A prism can have considerable quantities of the same shape, all touching each other and have the same or different shape at the top,p, which is parallel to the shape at the bottom, matching in size and area covered. A cube of ice, a cardboard box, your smartphone are all examples of prisms. The lateral surface area of a prism or curved surface area of a prism is considered the summation of all the polygon faces except the bases. It is different from the total surface area as it only considers the sides and not the entire area of the prism.
Calculation of the Lateral Surface Area (LSA) of a prism
The lateral surface area has two main parts, as discussed above. The area of the shapes is covered by its sides. And the area is covered by the same shape at the top and bottom.
Considering the shapes at the side, we have to calculate the area of the boundaries plus the height. This will translate to Perimeter X Height.
So the formula for the lateral surface area of a prism can be defined as
(2 X base area) + (perimeter X height)
This formula for the lateral surface area of a prism can be changed depending on the shape. The reason that the shape of a prism changes is due to the existence of many shapes. Triangles, squares, trapezoids, pentagons, hexagons and octagons are different shapes, and the formula for such also changes accordingly.
For example, a pentagon has five sides to it. So the formula for the lateral surface area of a pentagon prism is 5 (sides of the pentagon) X height of the pentagon.
Similarly, a square has four corners. So the formula for the curved surface area of a prism in the shape of a square would be 4 (sides of a square)² X height of the square.
To understand the complexity of prisms and how the formula is set up to be different for each shape, we need to understand the different types of prisms.
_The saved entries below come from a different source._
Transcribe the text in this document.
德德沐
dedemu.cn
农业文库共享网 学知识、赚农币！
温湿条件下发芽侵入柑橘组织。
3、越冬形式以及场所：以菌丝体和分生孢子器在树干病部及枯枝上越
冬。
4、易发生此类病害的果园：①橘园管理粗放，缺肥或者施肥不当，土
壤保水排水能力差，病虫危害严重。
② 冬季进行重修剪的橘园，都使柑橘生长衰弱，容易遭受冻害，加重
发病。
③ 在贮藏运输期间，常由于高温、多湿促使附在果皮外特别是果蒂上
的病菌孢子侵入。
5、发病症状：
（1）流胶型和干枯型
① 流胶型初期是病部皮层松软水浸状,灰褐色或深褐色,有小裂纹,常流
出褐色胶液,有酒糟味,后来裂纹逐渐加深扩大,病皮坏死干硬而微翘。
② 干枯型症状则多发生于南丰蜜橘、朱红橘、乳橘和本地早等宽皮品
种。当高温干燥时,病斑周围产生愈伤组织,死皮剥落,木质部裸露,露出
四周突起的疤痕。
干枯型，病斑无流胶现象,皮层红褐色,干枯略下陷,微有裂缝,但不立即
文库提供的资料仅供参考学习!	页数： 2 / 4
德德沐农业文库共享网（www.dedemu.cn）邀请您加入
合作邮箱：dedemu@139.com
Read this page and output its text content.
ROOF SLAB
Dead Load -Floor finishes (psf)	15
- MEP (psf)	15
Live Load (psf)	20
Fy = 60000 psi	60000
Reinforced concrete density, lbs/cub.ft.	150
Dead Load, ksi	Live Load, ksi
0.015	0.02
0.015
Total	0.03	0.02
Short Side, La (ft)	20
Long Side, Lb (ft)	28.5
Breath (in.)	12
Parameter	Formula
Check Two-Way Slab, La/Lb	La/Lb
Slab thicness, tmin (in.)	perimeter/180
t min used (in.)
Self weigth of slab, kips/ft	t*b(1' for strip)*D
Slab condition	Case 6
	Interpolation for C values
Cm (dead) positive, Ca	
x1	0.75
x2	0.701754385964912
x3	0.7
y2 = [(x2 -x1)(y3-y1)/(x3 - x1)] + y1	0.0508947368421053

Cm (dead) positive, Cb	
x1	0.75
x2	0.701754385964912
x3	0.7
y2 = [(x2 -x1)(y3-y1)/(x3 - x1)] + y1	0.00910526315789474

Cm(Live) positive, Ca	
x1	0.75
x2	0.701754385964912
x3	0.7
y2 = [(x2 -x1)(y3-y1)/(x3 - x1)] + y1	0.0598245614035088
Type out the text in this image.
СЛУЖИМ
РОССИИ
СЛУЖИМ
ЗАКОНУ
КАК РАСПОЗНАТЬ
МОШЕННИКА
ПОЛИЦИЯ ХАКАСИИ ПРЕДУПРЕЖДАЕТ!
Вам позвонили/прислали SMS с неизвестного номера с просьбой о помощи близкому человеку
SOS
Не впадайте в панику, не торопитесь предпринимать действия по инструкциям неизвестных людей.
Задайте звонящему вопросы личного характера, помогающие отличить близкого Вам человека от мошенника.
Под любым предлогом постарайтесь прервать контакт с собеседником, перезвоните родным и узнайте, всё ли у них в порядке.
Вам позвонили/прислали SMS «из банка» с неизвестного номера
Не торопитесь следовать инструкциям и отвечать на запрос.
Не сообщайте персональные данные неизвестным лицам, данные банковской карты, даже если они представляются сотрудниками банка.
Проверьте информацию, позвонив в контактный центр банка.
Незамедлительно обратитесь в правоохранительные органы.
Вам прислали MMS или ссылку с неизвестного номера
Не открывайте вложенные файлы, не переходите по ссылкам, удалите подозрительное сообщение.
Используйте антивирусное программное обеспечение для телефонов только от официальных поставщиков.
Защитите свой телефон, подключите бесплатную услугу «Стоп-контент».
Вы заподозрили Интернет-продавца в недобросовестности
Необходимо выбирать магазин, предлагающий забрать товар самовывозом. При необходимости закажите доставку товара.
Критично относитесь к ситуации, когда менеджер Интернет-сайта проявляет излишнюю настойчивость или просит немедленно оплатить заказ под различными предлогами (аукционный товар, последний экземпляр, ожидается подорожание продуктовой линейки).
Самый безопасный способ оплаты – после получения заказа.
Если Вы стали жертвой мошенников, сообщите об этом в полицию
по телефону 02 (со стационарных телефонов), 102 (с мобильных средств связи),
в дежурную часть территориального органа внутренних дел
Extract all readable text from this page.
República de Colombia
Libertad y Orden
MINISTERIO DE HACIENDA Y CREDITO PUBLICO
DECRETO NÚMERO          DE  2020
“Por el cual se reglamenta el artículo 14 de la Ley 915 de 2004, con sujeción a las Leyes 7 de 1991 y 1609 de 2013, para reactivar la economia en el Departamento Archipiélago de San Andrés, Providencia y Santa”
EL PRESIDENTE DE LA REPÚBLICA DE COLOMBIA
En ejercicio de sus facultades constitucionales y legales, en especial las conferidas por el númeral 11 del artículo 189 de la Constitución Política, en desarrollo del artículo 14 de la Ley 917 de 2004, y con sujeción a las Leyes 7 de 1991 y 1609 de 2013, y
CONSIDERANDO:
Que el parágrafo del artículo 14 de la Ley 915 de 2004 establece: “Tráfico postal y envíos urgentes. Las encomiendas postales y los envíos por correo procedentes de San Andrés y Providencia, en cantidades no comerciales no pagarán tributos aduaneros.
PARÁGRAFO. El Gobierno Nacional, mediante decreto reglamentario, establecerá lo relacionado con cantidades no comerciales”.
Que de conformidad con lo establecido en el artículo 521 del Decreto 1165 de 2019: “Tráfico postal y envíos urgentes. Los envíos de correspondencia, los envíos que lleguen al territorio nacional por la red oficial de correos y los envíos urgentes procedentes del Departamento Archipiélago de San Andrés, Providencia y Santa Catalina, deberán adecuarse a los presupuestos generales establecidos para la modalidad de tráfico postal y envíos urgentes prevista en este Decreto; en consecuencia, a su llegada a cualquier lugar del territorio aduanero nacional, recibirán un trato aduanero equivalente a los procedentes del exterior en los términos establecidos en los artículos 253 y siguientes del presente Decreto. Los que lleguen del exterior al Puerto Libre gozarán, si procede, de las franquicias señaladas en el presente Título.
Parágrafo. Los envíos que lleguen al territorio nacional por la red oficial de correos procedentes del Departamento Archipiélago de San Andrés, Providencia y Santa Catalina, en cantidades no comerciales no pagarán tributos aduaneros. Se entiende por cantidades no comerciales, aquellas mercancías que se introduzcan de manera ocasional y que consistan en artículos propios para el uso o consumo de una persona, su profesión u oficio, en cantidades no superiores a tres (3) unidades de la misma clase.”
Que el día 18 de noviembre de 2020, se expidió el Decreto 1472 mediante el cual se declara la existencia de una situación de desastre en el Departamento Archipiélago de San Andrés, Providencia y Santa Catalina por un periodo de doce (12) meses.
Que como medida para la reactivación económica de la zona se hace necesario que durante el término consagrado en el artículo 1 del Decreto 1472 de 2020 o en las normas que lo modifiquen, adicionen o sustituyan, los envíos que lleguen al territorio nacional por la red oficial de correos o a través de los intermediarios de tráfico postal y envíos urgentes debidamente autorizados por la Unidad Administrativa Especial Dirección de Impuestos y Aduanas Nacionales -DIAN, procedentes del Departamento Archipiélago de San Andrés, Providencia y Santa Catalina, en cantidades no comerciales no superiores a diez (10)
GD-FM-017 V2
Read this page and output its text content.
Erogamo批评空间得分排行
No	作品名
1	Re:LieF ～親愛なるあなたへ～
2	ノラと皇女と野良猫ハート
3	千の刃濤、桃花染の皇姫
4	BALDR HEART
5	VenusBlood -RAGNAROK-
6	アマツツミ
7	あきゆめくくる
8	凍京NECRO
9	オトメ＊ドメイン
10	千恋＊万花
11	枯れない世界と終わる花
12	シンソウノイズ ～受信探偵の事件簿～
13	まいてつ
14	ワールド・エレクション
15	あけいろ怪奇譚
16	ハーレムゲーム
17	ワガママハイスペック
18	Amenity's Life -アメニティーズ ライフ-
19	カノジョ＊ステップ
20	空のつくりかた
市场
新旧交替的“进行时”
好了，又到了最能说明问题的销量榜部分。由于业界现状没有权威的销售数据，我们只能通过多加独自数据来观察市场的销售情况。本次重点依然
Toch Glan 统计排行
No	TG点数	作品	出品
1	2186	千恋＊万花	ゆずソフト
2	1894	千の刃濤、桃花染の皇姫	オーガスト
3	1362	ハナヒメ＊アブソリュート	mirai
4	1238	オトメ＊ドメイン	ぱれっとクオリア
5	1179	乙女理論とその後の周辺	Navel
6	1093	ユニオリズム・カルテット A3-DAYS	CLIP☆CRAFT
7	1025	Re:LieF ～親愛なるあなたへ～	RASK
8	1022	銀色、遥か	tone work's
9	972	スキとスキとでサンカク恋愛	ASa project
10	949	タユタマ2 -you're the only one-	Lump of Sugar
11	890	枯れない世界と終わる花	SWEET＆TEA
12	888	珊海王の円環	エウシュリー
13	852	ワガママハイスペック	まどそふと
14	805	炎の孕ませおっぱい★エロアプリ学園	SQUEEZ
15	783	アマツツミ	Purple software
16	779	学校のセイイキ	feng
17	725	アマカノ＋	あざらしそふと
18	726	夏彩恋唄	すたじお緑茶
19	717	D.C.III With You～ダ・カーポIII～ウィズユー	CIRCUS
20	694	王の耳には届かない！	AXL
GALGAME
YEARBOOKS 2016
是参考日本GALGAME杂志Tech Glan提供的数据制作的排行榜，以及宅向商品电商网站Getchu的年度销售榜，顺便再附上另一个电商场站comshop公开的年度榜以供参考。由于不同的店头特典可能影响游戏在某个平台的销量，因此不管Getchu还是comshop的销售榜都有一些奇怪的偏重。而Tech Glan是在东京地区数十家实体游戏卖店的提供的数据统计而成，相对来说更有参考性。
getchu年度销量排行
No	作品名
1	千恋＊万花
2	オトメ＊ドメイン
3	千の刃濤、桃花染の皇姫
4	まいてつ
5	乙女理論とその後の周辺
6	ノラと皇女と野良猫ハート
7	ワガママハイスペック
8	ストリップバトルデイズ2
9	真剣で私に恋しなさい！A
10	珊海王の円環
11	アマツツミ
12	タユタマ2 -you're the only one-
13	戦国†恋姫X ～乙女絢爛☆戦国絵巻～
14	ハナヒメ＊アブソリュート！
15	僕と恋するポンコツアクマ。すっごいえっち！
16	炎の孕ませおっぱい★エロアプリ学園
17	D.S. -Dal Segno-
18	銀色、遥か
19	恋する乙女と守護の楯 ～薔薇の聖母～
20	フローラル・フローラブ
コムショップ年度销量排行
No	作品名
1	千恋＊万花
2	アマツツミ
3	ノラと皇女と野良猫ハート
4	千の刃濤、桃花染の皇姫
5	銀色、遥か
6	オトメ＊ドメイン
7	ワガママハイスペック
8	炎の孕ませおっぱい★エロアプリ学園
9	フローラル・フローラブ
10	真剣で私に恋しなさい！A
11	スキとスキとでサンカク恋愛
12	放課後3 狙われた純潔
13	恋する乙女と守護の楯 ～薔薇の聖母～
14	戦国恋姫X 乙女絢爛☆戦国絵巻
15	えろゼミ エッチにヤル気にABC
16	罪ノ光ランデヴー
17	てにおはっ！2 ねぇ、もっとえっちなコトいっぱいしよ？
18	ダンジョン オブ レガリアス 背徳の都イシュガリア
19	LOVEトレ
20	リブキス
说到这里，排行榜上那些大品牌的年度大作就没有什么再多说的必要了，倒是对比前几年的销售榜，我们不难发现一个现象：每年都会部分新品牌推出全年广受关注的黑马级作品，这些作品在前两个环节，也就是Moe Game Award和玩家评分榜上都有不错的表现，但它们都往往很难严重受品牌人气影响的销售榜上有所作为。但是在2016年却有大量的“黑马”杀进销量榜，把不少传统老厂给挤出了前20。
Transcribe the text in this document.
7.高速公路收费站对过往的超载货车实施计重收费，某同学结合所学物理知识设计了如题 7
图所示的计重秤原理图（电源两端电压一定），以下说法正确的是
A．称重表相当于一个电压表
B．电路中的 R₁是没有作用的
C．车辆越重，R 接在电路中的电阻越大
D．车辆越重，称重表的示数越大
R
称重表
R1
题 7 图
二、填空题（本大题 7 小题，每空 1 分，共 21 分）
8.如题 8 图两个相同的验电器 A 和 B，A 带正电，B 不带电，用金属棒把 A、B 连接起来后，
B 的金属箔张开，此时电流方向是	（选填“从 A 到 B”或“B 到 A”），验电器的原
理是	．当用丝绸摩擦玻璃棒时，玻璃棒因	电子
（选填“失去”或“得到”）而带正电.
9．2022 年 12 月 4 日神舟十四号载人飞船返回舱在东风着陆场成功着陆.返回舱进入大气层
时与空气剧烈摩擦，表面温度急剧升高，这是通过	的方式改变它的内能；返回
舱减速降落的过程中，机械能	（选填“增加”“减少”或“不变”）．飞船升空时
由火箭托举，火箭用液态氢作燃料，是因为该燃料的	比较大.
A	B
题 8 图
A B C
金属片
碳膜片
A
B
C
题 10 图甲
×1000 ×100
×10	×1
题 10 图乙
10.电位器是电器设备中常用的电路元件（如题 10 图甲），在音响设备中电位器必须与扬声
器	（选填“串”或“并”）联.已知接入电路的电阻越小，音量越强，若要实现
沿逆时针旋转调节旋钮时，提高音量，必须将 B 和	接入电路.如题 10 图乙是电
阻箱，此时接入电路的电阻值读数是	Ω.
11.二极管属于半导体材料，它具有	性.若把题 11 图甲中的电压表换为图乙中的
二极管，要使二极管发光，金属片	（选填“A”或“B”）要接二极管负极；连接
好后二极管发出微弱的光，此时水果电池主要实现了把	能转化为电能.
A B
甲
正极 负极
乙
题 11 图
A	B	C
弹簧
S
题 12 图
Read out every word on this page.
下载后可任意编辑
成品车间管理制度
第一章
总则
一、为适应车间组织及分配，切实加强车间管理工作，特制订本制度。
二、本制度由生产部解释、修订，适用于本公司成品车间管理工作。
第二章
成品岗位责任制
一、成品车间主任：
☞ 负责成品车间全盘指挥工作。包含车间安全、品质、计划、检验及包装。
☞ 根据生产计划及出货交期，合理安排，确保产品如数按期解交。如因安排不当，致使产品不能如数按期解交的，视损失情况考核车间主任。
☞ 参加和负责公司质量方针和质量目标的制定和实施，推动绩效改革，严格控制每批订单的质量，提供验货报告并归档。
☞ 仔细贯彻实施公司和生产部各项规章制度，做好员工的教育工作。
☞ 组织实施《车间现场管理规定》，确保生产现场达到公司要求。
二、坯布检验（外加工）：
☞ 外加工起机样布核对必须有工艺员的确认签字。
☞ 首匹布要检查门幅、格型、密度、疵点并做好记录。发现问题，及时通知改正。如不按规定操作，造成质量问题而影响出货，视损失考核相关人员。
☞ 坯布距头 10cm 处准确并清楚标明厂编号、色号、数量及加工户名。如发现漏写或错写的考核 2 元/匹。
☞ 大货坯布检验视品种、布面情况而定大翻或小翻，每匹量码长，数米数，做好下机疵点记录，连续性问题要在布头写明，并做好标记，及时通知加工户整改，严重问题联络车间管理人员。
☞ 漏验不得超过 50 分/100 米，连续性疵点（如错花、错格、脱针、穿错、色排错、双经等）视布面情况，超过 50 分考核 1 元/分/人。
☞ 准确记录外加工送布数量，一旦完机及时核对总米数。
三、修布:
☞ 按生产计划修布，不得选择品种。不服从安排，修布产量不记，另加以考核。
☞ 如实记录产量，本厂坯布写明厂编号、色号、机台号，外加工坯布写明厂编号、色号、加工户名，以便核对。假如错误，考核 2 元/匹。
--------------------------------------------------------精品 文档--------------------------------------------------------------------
Apart from the lateral surface area of a prism, the volume of a prism can also be determined by simply multiplying the prism’s base with the height. The curved surface area of a prism can also determine the curvature of the area.
There is one type of prism that does not fit the accepted description and measure explained above. A twisted prism is one where the top and bottom bases are not parallel. They are of the same size and area; however, they do not face each other parallelly. This is because the prism sides are not always of the same size. More variants of the twisted prism can be star prism, a frustum, crossed prism or a toroidal prism.
In the year 300 B.CA prominent Greek Mathematician named Euclid wrote a set of books known simply as Elements that would document all mathematical and topographical knowledge until that period. It was widely publicised and became the definitive book for mathematical history and derivatives that has helped scientists and mathematicians to this day to understand concepts and make discoveries in complex theories.
Euclid was the first person to coin the word Prism in his series of books and gave shape and purpose to this particular type of figure. It provides a rather unclear explanation, which has been changed and simplified in today’s world for better understanding. Calculating the lateral surface area of a prism and the curved surface area of a prism was also part of Euclid’s mathematical findings.